As a result, U.S. taxpayers are now paying twice for their Social Security benefits: Once through payroll taxes, and again when the Treasury uses their taxes to pay interest on the bonds it sold to fund Social Security.

This is not some far-in-the-future issue: The Treasury reported in October that it had to sell new bonds to fund Social Security shortfalls in 15 of the previous 25 months.

A Budgetary Illusion

Another way of understanding the hollowness of Social Security's nonmarketable securities is to ask: What difference would it make if we erased the Trust Fund from the ledger?

The answer: none whatsoever. In the "Trust Fund" we now have, when Social Security's outlays exceed its payroll-tax income, then the Treasury sells freshly minted bonds and transfers the cash to Social Security. If we eliminated the so-called Trust Fund, the exact same thing would occur: When Social Security's outlays exceed its payroll-tax income, the Treasury would sell bonds and transfer the cash to Social Security.

This thought experiment reveals that the Trust Fund is illusory, but the reality is that the U.S. Treasury will have to borrow $2.6 trillion on the global bond market to redeem Social Security's nonmarketable securities. That means the Social Security system is totally dependent on the Treasury's ability to sell trillions of dollars of bonds at interest rates that won't cripple the federal government.
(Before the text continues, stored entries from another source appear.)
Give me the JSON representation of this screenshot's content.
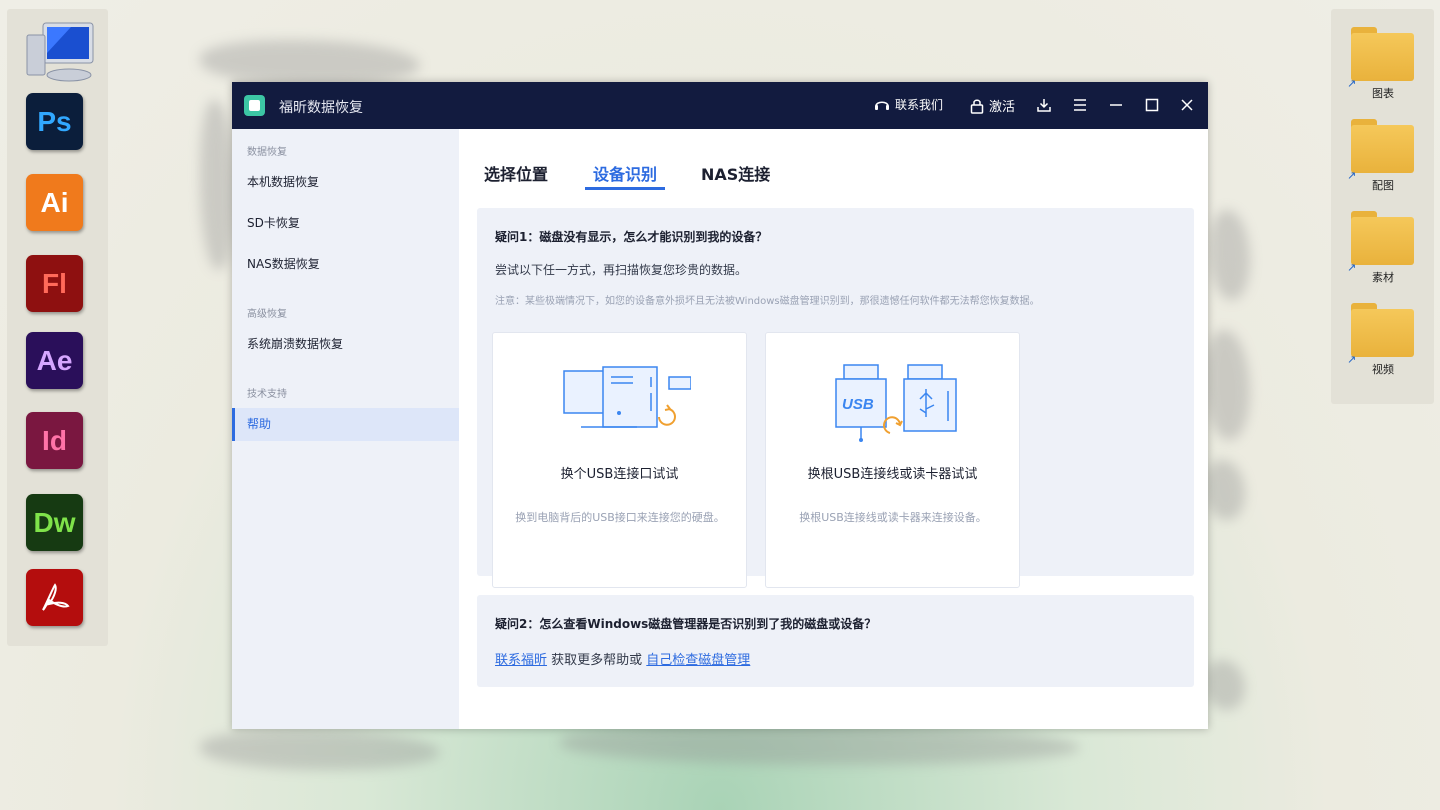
{
  "desktop": {
    "left_dock": [
      {
        "name": "my-computer",
        "label": "",
        "color": ""
      },
      {
        "name": "photoshop",
        "label": "Ps",
        "bg": "#0b1e3b",
        "fg": "#31a8ff"
      },
      {
        "name": "illustrator",
        "label": "Ai",
        "bg": "#f07a1c",
        "fg": "#ffffff"
      },
      {
        "name": "flash",
        "label": "Fl",
        "bg": "#8e1010",
        "fg": "#ff6a5a"
      },
      {
        "name": "after-effects",
        "label": "Ae",
        "bg": "#2a0f5a",
        "fg": "#d6a6ff"
      },
      {
        "name": "indesign",
        "label": "Id",
        "bg": "#7a1740",
        "fg": "#ff73a8"
      },
      {
        "name": "dreamweaver",
        "label": "Dw",
        "bg": "#163a12",
        "fg": "#7fe34a"
      },
      {
        "name": "acrobat",
        "label": "",
        "bg": "#b40d0d",
        "fg": "#ffffff"
      }
    ],
    "right_dock": [
      {
        "label": "图表"
      },
      {
        "label": "配图"
      },
      {
        "label": "素材"
      },
      {
        "label": "视频"
      }
    ]
  },
  "window": {
    "title": "福昕数据恢复",
    "contact_label": "联系我们",
    "activate_label": "激活"
  },
  "sidebar": {
    "group1": "数据恢复",
    "items1": [
      "本机数据恢复",
      "SD卡恢复",
      "NAS数据恢复"
    ],
    "group2": "高级恢复",
    "items2": [
      "系统崩溃数据恢复"
    ],
    "group3": "技术支持",
    "items3": [
      "帮助"
    ]
  },
  "tabs": [
    "选择位置",
    "设备识别",
    "NAS连接"
  ],
  "faq1": {
    "title": "疑问1：磁盘没有显示，怎么才能识别到我的设备？",
    "text": "尝试以下任一方式，再扫描恢复您珍贵的数据。",
    "note": "注意：某些极端情况下，如您的设备意外损坏且无法被Windows磁盘管理识别到，那很遗憾任何软件都无法帮您恢复数据。"
  },
  "cards": [
    {
      "title": "换个USB连接口试试",
      "desc": "换到电脑背后的USB接口来连接您的硬盘。"
    },
    {
      "title": "换根USB连接线或读卡器试试",
      "desc": "换根USB连接线或读卡器来连接设备。",
      "usb_text": "USB"
    }
  ],
  "faq2": {
    "title": "疑问2：怎么查看Windows磁盘管理器是否识别到了我的磁盘或设备？",
    "link1": "联系福昕",
    "middle": " 获取更多帮助或 ",
    "link2": "自己检查磁盘管理"
  },
  "colors": {
    "accent": "#2d6be0",
    "titlebar": "#121b3f",
    "orange": "#f0a030"
  }
}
The Treasury borrowed $1.3 trillion in 2010 just to fund the federal deficit. As baby boomers retire and payroll taxes remain stagnant, the Treasury will have to borrow substantially more to fund shortfalls in Social Security. If the global bond market hesitates to buy more Treasury debt at low interest rates, then all federal programs will feel the impact -- including Social Security.